Playing goalie in the National Hockey League is a lot like playing high-stakes tournament poker. One mistake can cost you dearly .
Roberto Luongo understands pressure in both the hockey and poker arenas.
On Saturday at the Rio, Luongo took on the poker world, playing in the World Series of Poker's $10,000 buy-in No Limit Hold'em World Championship.
His entry was funded by British Columbia Lottery Corp., which operates legal online poker games in the Canadian province.
Seat No. 4 at table 352 inside the Rio's Amazon Room had a much different feel than the goalie's crease inside Rogers Arena in downtown Vancouver, where Luongo has been the net-minder for the Vancouver Canucks the past six NHL seasons.
A veteran online poker player, Luongo said the World Series of Poker Main Event was the first time he was playing in a live tournament.

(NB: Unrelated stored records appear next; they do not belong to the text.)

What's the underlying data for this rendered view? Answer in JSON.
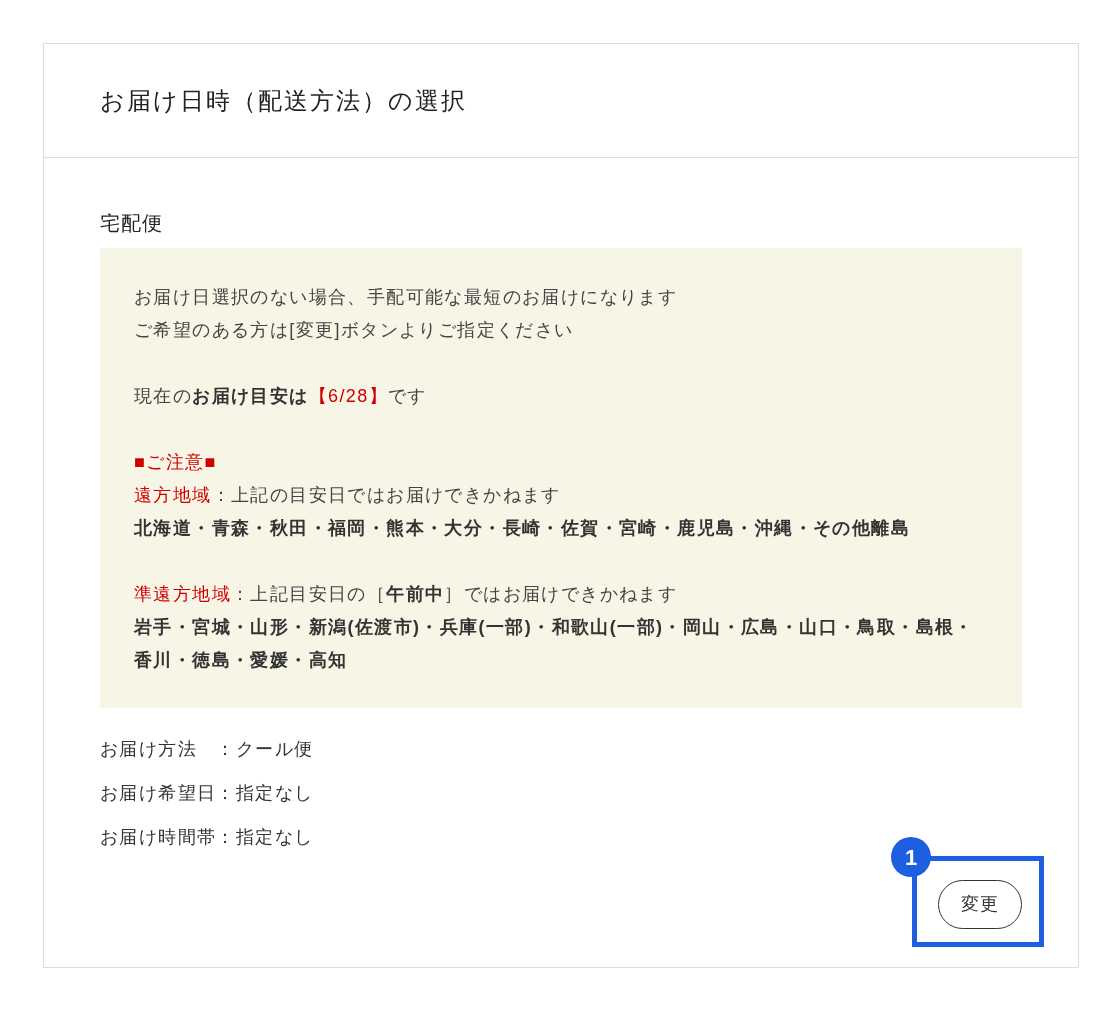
{
  "panel": {
    "title": "お届け日時（配送方法）の選択"
  },
  "section": {
    "heading": "宅配便"
  },
  "notice": {
    "paragraphs": [
      {
        "lines": [
          {
            "segments": [
              {
                "text": "お届け日選択のない場合、手配可能な最短のお届けになります",
                "kind": "plain"
              }
            ]
          },
          {
            "segments": [
              {
                "text": "ご希望のある方は[変更]ボタンよりご指定ください",
                "kind": "plain"
              }
            ]
          }
        ]
      },
      {
        "lines": [
          {
            "segments": [
              {
                "text": "現在の",
                "kind": "plain"
              },
              {
                "text": "お届け目安は",
                "kind": "strong"
              },
              {
                "text": "【6/28】",
                "kind": "alert"
              },
              {
                "text": "です",
                "kind": "plain"
              }
            ]
          }
        ]
      },
      {
        "lines": [
          {
            "segments": [
              {
                "text": "■ご注意■",
                "kind": "alert"
              }
            ]
          },
          {
            "segments": [
              {
                "text": "遠方地域",
                "kind": "alert"
              },
              {
                "text": "：上記の目安日ではお届けできかねます",
                "kind": "plain"
              }
            ]
          },
          {
            "segments": [
              {
                "text": "北海道・青森・秋田・福岡・熊本・大分・長崎・佐賀・宮崎・鹿児島・沖縄・その他離島",
                "kind": "strong"
              }
            ]
          }
        ]
      },
      {
        "lines": [
          {
            "segments": [
              {
                "text": "準遠方地域",
                "kind": "alert"
              },
              {
                "text": "：上記目安日の［",
                "kind": "plain"
              },
              {
                "text": "午前中",
                "kind": "strong"
              },
              {
                "text": "］ではお届けできかねます",
                "kind": "plain"
              }
            ]
          },
          {
            "segments": [
              {
                "text": "岩手・宮城・山形・新潟(佐渡市)・兵庫(一部)・和歌山(一部)・岡山・広島・山口・鳥取・島根・香川・徳島・愛媛・高知",
                "kind": "strong"
              }
            ]
          }
        ]
      }
    ]
  },
  "details": [
    {
      "label": "お届け方法",
      "separator": "：",
      "value": "クール便"
    },
    {
      "label": "お届け希望日",
      "separator": "：",
      "value": "指定なし"
    },
    {
      "label": "お届け時間帯",
      "separator": "：",
      "value": "指定なし"
    }
  ],
  "change_button": {
    "label": "変更"
  },
  "annotation": {
    "label": "1"
  }
}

He has played poker inside Strip casinos on trips to Las Vegas in recent years while attending the annual NHL awards ceremony, having moderate success.
"I've put in some long shifts online," Luongo said. "I've played in some tough tournaments online. It's different playing the game in a poker room. There is a lot more going on around you in a live game."
As a 12-year NHL goalie - he has also played for the New York Islanders and Florida Panthers - Luongo is used to tuning out the noise and taunts coming from boisterous crowds of more than 18,000 hockey spectators.
Finding that zone seemed to help Saturday as Luongo translated the hockey experience to the World Series of Poker.
Players began at noon with 30,000 each in tournament chips.
As of 10:30 p.m., Luongo had 61,000 in chips and was listed in 21st place, according to tournament trackers .
Luongo's brother, Fabio, was in fifth place with 104,000 in chips.
"My goal is just to shake off the nerves and pick up some chips," Luongo said before play began. "I need to be patient. I would love to get through the first day."
Luongo was recognized and warmly greeted by a few hockey fans as he entered the room to find his seat. He gladly posed for photos and signed a few autographs.
"It's amazing how many Canadians and Vancouver residents you find in Las Vegas," said Luongo, who was born in Montreal.
Luongo was one of several celebrities from the worlds of sports and entertainment playing Saturday in the first of three Day One flights for the Main Event.
Defending Main Event champion Pius Heinz and previous winners Peter Eastgate (2008), Joe Hachem (2005), Jim Bechtel (1993) and Phil Hellmuth Jr. (1989), along with Poker Hall of Fame member Mike Sexton, joined actors Kevin Pollak and Ray Romano and Norwegian Olympic cross country skiing gold medalist Peter Northug in the Amazon Room.
World Series of Poker officials said 1,066 players paid the $10,000 entry fee Saturday.
The figure was a 19 percent increase over last year's first day, which brought in 897 players.
Tournament officials are hopeful entries today and Monday will help push the participant total beyond last year's 6,855 entries, the third-largest in tournament history.
First-place money and other prize payouts for the Main Event will be determined late Monday once it is known how many players kicked in the $10,000 entry fee.
After the three days of starting flights, the field will be reduced as blinds and antes increase.
By July 16, the final table of nine players will be determined.
Those players will return to the Rio at the end of October to play for a multimillion-dollar payday and the most expensive gold bracelet ever awarded to a Main Event winner.
Saturday's survivors return to Rio on Tuesday. Luongo would love to extend his Las Vegas stay a few more days.
Poker helps take his mind off what has been a challenging offseason for Luongo after the top-seeded Canucks were ousted in the first round of the NHL's Stanley Cup playoffs by the eventual champion Los Angeles Kings in five games.
Luongo lost his starting role during the playoffs.
Based on his demotion, media outlets across Canada speculated about Luongo's potential trade to another team, maybe the Chicago Blackhawks or the Florida Panthers.
"It's been a tough a few weeks, but I'm pretty sure it's time to move on," Luongo said. "I've had a great six years in Vancouver. It's a wonderful city and I've really enjoyed my time there."
Luongo also knows hockey's highs. He led Vancouver to the Stanley Cup Finals in 2011, losing in Game 7 to the Boston Bruins.
A year earlier, Luongo led Team Canada to the gold medal in the 2010 Winter Olympics in Vancouver, going undefeated in five starts in goal, including a victory over the silver medal-winning Team USA.
"Poker is a good change of pace after the past couple of weeks," Luongo said. "There are a lot of similarities between poker and hockey. In both games you really have to be aware at all times."